Au moment où le bon et brave peuple malien tire le diable par la queue, Ladji Bourama hésite à aller chercher l’argent là où il se trouve, de peur de s’attirer les foudres du maître français. Jusqu’à quand subira-t-il ce supplice de Tantale ?
Ladji Bourama adore la France. C’est normal: il y a fait ses études et en a acquis la civilisation même si, pour des raisons toutes récentes, il préfère Paris à Marseille. De plus, sans l’ami gaulois, le palais de Koulouba serait, à ce jour, occupé par Iyad Ag Ghali et ses faiseurs de thé. Enfin, la France nous maintient, nous et les autres Ouest-Africains, sous perfusion financière pour éviter à nos fonctionnaires de manger de l’avoine assaisonnée de potasse. Mais on a beau aimer la France, elle ne peut nous donner ce qu’elle ne possède pas. Et c’est là que le bât blesse car tout à son affection pour la France, Ladji Bourama semble avoir peur de s’ouvrir à d’autres partenaires.

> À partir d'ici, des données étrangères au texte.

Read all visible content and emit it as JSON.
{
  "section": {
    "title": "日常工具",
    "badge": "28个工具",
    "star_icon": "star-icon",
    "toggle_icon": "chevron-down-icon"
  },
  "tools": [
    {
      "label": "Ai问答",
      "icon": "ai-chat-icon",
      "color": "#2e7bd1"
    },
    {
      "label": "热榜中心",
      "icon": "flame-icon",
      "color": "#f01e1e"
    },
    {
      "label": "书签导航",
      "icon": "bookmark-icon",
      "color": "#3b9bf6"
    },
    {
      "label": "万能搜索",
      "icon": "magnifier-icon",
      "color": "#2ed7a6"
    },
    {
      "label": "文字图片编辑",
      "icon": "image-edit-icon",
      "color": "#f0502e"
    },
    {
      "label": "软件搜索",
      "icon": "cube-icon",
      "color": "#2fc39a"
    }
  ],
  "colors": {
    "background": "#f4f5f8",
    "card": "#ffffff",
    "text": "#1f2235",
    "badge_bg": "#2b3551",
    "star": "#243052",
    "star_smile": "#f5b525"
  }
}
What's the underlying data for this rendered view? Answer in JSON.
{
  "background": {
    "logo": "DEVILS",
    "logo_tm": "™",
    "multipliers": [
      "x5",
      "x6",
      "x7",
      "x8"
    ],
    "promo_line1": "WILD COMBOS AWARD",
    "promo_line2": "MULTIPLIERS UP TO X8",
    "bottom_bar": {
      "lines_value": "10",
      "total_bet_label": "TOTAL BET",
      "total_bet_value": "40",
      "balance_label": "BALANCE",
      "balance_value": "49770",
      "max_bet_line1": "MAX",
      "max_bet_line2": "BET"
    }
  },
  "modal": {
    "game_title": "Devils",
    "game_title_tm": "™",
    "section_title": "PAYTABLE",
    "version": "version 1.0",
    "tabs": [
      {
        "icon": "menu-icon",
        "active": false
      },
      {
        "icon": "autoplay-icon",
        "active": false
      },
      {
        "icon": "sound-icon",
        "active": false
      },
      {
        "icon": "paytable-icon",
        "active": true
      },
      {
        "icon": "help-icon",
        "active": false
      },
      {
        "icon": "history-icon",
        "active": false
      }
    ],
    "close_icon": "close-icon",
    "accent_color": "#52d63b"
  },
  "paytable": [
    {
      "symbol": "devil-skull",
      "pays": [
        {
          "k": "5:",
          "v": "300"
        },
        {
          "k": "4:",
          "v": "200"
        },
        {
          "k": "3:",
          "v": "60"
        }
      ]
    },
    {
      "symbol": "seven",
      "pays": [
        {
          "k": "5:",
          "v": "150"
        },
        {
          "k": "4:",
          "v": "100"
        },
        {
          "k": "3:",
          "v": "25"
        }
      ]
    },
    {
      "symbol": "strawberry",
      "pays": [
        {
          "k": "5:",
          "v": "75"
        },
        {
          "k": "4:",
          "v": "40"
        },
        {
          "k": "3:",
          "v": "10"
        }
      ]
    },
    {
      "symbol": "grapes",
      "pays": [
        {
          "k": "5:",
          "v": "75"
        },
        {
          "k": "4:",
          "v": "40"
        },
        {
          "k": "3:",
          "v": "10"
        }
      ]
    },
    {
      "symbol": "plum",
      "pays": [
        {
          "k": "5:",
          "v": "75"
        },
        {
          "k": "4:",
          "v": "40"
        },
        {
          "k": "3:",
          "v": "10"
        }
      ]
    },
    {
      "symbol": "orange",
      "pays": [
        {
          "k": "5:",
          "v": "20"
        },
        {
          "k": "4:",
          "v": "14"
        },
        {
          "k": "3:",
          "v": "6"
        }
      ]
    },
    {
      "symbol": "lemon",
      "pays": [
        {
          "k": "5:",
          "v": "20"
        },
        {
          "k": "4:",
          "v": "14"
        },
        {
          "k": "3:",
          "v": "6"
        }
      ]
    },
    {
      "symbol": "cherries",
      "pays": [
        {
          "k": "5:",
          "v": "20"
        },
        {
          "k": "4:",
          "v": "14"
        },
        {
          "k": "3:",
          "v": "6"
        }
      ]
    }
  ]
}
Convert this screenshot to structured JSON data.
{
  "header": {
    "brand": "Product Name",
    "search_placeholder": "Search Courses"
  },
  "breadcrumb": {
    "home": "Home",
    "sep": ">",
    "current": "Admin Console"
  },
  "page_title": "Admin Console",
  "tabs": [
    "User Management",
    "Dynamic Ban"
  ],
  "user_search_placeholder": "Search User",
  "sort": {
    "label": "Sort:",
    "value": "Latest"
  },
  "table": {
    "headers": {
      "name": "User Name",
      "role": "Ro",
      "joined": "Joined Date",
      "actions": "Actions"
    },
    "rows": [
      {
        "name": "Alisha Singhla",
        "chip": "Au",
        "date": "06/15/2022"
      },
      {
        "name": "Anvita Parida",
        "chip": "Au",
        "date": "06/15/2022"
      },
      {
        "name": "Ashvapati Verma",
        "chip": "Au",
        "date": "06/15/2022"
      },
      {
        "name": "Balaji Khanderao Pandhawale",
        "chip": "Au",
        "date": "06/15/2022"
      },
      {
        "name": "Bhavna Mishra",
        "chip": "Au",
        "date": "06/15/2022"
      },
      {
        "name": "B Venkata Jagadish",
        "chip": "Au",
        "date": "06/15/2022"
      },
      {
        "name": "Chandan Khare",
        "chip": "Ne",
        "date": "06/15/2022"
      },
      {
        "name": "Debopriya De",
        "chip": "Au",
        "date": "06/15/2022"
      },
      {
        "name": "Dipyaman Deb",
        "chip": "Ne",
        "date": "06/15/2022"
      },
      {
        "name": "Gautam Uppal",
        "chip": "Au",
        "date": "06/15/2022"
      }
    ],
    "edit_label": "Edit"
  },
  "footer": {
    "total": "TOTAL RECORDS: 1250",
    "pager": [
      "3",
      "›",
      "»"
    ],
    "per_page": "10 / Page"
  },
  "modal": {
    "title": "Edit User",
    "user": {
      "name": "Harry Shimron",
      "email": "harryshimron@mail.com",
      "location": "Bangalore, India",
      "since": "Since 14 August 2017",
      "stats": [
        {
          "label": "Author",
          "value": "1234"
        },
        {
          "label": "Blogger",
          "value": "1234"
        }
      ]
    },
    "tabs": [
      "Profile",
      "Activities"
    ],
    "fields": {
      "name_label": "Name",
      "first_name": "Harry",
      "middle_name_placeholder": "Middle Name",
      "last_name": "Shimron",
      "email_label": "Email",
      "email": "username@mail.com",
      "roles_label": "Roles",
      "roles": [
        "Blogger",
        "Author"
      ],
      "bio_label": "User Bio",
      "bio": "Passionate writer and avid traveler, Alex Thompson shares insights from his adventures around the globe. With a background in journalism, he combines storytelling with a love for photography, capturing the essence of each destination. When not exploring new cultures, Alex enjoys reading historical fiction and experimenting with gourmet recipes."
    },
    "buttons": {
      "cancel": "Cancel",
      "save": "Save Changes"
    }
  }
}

Il faut savoir, en effet, que le pays de François Hollande, quoique cinquième puissance du monde, n’est pas au meilleur de sa forme économique. Sa dette publique en fin 2013 atteint le montant astronomique de 1.925 milliards d’euros, soit 1.280.125 milliards de FCFA ! Ce chiffre n’est pas de mon invention (je préfère écrire des chroniques, comme vous le constatez); il provient des archives de l’INSEE, l’institut français des statistiques, et il signifie que chaque citoyen français est endetté à hauteur de 30.000 euros (19,9 millions de FCFA). Rien que pour financer la sécurité sociale (vieillards, malades, handicapés et consorts), la France dépense par an 661 milliards d’euros (449.565 milliards de FCFA).Pour indemniser les travailleurs qui perdent leur emploi, elle déboursera en 2014 la bagatelle de 31 milliards d’euros ( 20 615 milliards de FCFA).Du coup, au moment où l’Allemagne annonce zéro déficit en 2014, le déficit budgétaire français s’établira à quelque 87 milliards d’euros (57. 855 milliards de FCFA). Quant aux chômeurs, leur nombre atteint 3, 4 millions dans la seule France métropolitaine.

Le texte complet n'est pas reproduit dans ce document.